What does trigger the transformation of a revolt into a revolution? How does the reaction of the preexisting set of power influence the whole sequence? How may external actors interfere with the events? Quite clearly the Us played a crucial role in what happened in Egypt while they had no role in Tunisia and an uncertain role in the case of Lybia.

Something to be said at the outset is that the doctrines according to which Arab or Muslim countries are incompatible with democracy are wiped out. Larry Diamond wrote a few months ago that also independently from oil- his basic doctrine is that countries relying on oil and not on taxes for public works and employment don’t need a democracy- these autocracies have so many means to prevent dissent that is impossible to start a successful process to remove them. This has proved to be wrong. Inequality and a visible corruption have been enough to start that process. Inequality had existed for years both in Tunisia and in Egypt, but the visibility and the consequent awareness of corruption has made them suddenly unbearable. To this effect the new means of communication (but also the TV in Egypt) have played a crucial role.

I can accept my poor life but I can’t accept what you steal from me, this is the correct interpretation of the fact also supported by the reactions that we have in our democratic regimes. Let’s consider Italy: our Prime Minister likes being wild in many ways and many react by saying “Happy man, he can afford it” (as long he’s using his own money). People may consider his conduct to be not appropriate, but you won’t have revolts for that. However, if one of his ministers is using an aircraft of the government to go to Milan for a football match, this becomes a national case. Using the money of the citizens for not appropriate ends is more unacceptable than other though negative attitudes.
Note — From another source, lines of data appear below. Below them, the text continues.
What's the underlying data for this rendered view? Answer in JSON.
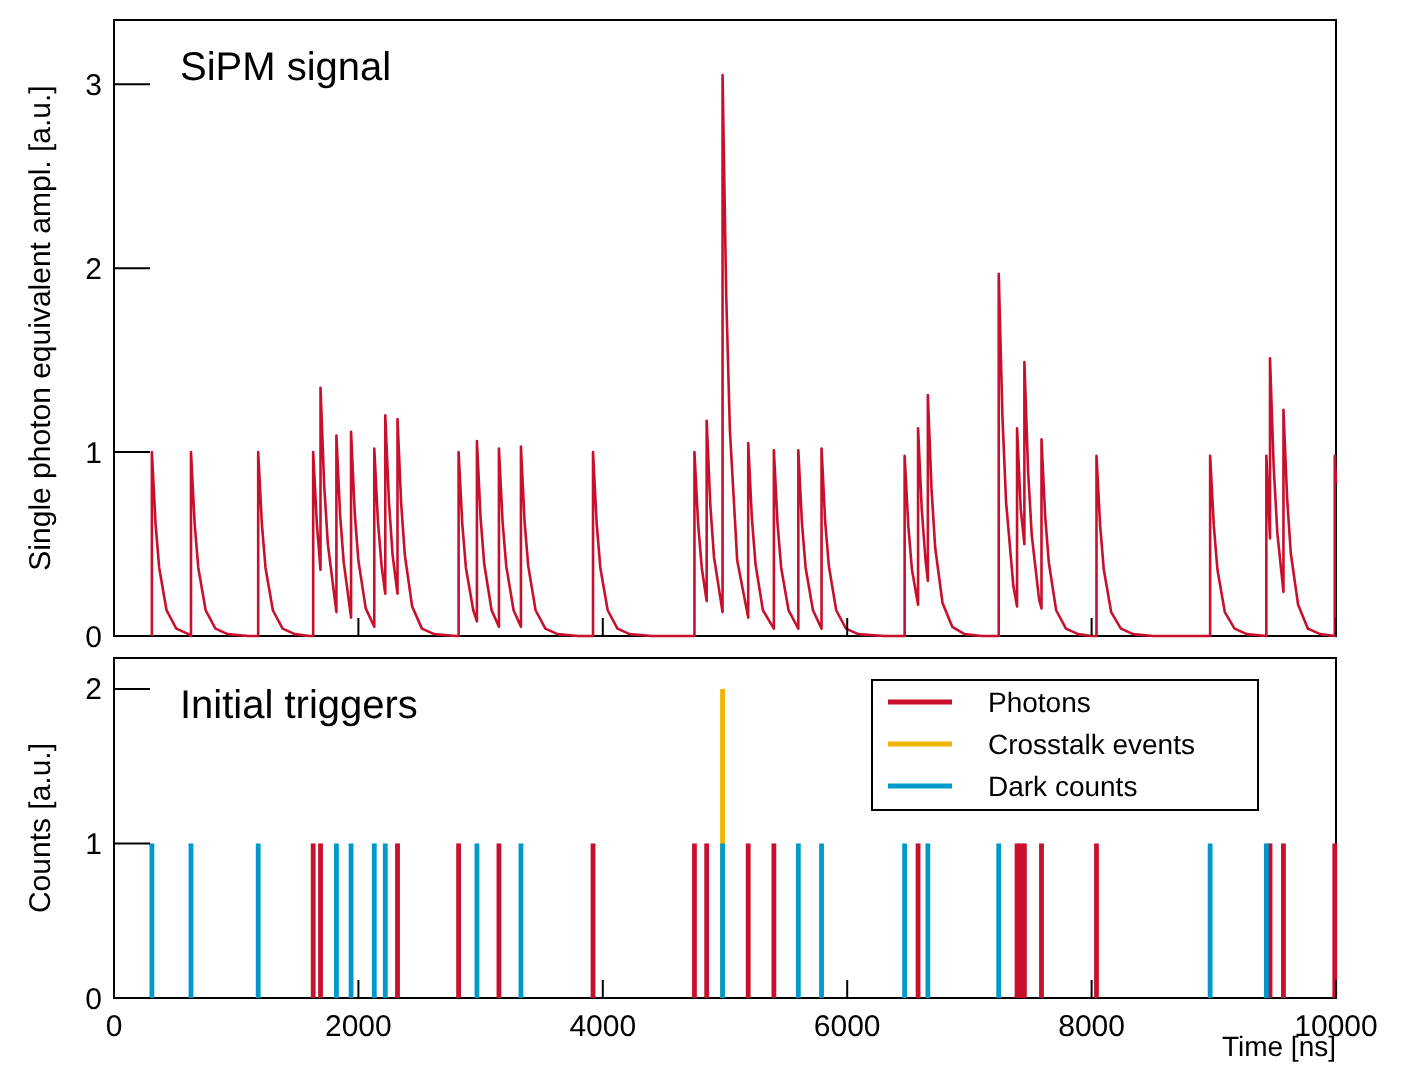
{
  "chart_data": [
    {
      "type": "line",
      "title": "SiPM signal",
      "ylabel": "Single photon equivalent ampl. [a.u.]",
      "xlim": [
        0,
        10000
      ],
      "xticks": [
        0,
        2000,
        4000,
        6000,
        8000,
        10000
      ],
      "ylim": [
        0,
        3.35
      ],
      "yticks": [
        0,
        1,
        2,
        3
      ],
      "tick_labels": "y",
      "grid": false,
      "legend": false,
      "line_style": "solid",
      "series": [
        {
          "color": "#c8102e",
          "x": [
            310,
            310,
            340,
            370,
            430,
            510,
            610,
            630,
            630,
            660,
            690,
            750,
            830,
            930,
            1100,
            1180,
            1180,
            1210,
            1240,
            1300,
            1380,
            1480,
            1600,
            1630,
            1630,
            1660,
            1690,
            1690,
            1720,
            1750,
            1820,
            1820,
            1850,
            1880,
            1940,
            1940,
            1970,
            2000,
            2060,
            2130,
            2130,
            2160,
            2190,
            2220,
            2220,
            2250,
            2280,
            2320,
            2320,
            2350,
            2380,
            2440,
            2520,
            2620,
            2800,
            2820,
            2820,
            2850,
            2880,
            2940,
            2970,
            2970,
            3000,
            3030,
            3090,
            3150,
            3150,
            3180,
            3210,
            3270,
            3330,
            3330,
            3360,
            3390,
            3450,
            3530,
            3630,
            3800,
            3920,
            3920,
            3950,
            3980,
            4040,
            4120,
            4220,
            4400,
            4750,
            4750,
            4780,
            4810,
            4850,
            4850,
            4880,
            4910,
            4980,
            4980,
            5010,
            5040,
            5100,
            5190,
            5190,
            5220,
            5250,
            5310,
            5400,
            5400,
            5430,
            5460,
            5520,
            5600,
            5600,
            5630,
            5660,
            5720,
            5790,
            5790,
            5820,
            5850,
            5910,
            5990,
            6090,
            6300,
            6470,
            6470,
            6500,
            6530,
            6580,
            6580,
            6610,
            6640,
            6660,
            6660,
            6690,
            6720,
            6780,
            6860,
            6960,
            7100,
            7240,
            7240,
            7270,
            7300,
            7360,
            7390,
            7390,
            7420,
            7450,
            7450,
            7480,
            7510,
            7570,
            7590,
            7590,
            7620,
            7650,
            7710,
            7790,
            7890,
            8000,
            8040,
            8040,
            8070,
            8100,
            8160,
            8240,
            8340,
            8500,
            8970,
            8970,
            9000,
            9030,
            9090,
            9170,
            9270,
            9430,
            9430,
            9460,
            9460,
            9490,
            9520,
            9570,
            9570,
            9600,
            9630,
            9690,
            9770,
            9870,
            9990,
            9990,
            10000
          ],
          "values": [
            0,
            1,
            0.61,
            0.37,
            0.14,
            0.04,
            0.01,
            0,
            1,
            0.61,
            0.37,
            0.14,
            0.04,
            0.01,
            0,
            0,
            1,
            0.61,
            0.37,
            0.14,
            0.04,
            0.01,
            0,
            0,
            1,
            0.61,
            0.36,
            1.35,
            0.82,
            0.5,
            0.13,
            1.09,
            0.66,
            0.4,
            0.1,
            1.11,
            0.67,
            0.41,
            0.15,
            0.05,
            1.02,
            0.62,
            0.38,
            0.23,
            1.2,
            0.73,
            0.44,
            0.23,
            1.18,
            0.72,
            0.44,
            0.16,
            0.04,
            0.01,
            0,
            0,
            1,
            0.61,
            0.37,
            0.14,
            0.08,
            1.06,
            0.64,
            0.39,
            0.14,
            0.05,
            1.02,
            0.62,
            0.38,
            0.14,
            0.05,
            1.03,
            0.62,
            0.38,
            0.14,
            0.04,
            0.01,
            0,
            0,
            1,
            0.61,
            0.37,
            0.14,
            0.04,
            0.01,
            0,
            0,
            1,
            0.61,
            0.37,
            0.19,
            1.17,
            0.71,
            0.43,
            0.13,
            3.05,
            1.85,
            1.12,
            0.41,
            0.1,
            1.05,
            0.64,
            0.39,
            0.14,
            0.04,
            1.01,
            0.61,
            0.37,
            0.14,
            0.04,
            1.01,
            0.61,
            0.37,
            0.14,
            0.04,
            1.02,
            0.62,
            0.38,
            0.14,
            0.04,
            0.01,
            0,
            0,
            0.98,
            0.6,
            0.36,
            0.17,
            1.13,
            0.69,
            0.42,
            0.3,
            1.31,
            0.8,
            0.48,
            0.18,
            0.05,
            0.01,
            0,
            0,
            1.97,
            1.2,
            0.73,
            0.27,
            0.16,
            1.13,
            0.69,
            0.5,
            1.49,
            0.9,
            0.55,
            0.2,
            0.15,
            1.07,
            0.65,
            0.4,
            0.14,
            0.04,
            0.01,
            0,
            0,
            0.98,
            0.6,
            0.36,
            0.13,
            0.04,
            0.01,
            0,
            0,
            0.98,
            0.6,
            0.36,
            0.13,
            0.04,
            0.01,
            0,
            0.98,
            0.53,
            1.51,
            0.92,
            0.56,
            0.24,
            1.23,
            0.75,
            0.45,
            0.17,
            0.04,
            0.01,
            0,
            0.98,
            0.83
          ]
        }
      ]
    },
    {
      "type": "bar",
      "title": "Initial triggers",
      "xlabel": "Time [ns]",
      "ylabel": "Counts [a.u.]",
      "xlim": [
        0,
        10000
      ],
      "xticks": [
        0,
        2000,
        4000,
        6000,
        8000,
        10000
      ],
      "ylim": [
        0,
        2.2
      ],
      "yticks": [
        0,
        1,
        2
      ],
      "grid": false,
      "legend": "top right",
      "series": [
        {
          "name": "Photons",
          "color": "#c8102e",
          "x": [
            1630,
            1690,
            2320,
            2820,
            3150,
            3920,
            4750,
            4850,
            5190,
            5400,
            6580,
            7390,
            7420,
            7450,
            7590,
            8040,
            9460,
            9570,
            9990
          ],
          "values": [
            1,
            1,
            1,
            1,
            1,
            1,
            1,
            1,
            1,
            1,
            1,
            1,
            1,
            1,
            1,
            1,
            1,
            1,
            1
          ]
        },
        {
          "name": "Crosstalk events",
          "color": "#f0b400",
          "x": [
            4980
          ],
          "values": [
            2
          ]
        },
        {
          "name": "Dark counts",
          "color": "#0099cc",
          "x": [
            310,
            630,
            1180,
            1820,
            1940,
            2130,
            2220,
            2970,
            3330,
            4980,
            5600,
            5790,
            6470,
            6660,
            7240,
            8970,
            9430
          ],
          "values": [
            1,
            1,
            1,
            1,
            1,
            1,
            1,
            1,
            1,
            1,
            1,
            1,
            1,
            1,
            1,
            1,
            1
          ]
        }
      ]
    }
  ]
}
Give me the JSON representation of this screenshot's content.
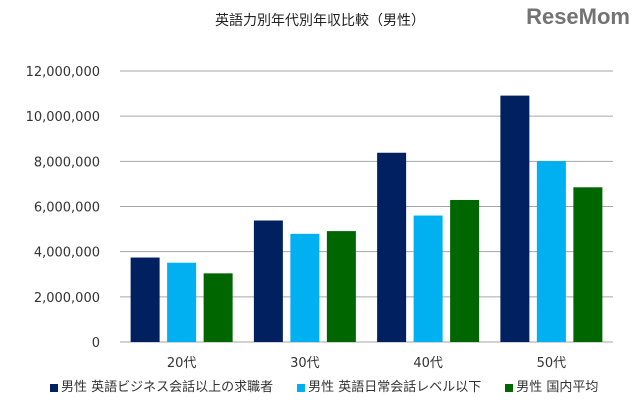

Inequalities, corruption and the technologies making people aware of both of them are the main explanations of successful revolts. How the rulers react is a second important factor, for they may withstand the protests. Rulers in Tunisia and Egypt realized that the police forces were not arresting the protestors but siding them. Consequently they were forced to surrender. Do not forget that the essence of the State is the monopoly of violence; what happened in these two countries was a deep erosion of this monopoly accompanied by a loss of the previous political control on what had remained. To the contrary Gheddafi succeeded in preserving a good piece of it, Lybia has become a competitive market as to the use of violence and as a result you don’t have a successful revolution there but a civil war where the previous leader still has cards to play.

The last point to be considered is the external actors’ role. Without the relationship between the Us government and the Egyptian army we should wonder if the results were to be the same. For years the US had been giving money to the Egyptian army for reasons of regional strategy. Due to the consequent relationship the army was the interlocutor of the Americans and became a very effective channel for them to exercise their own influence.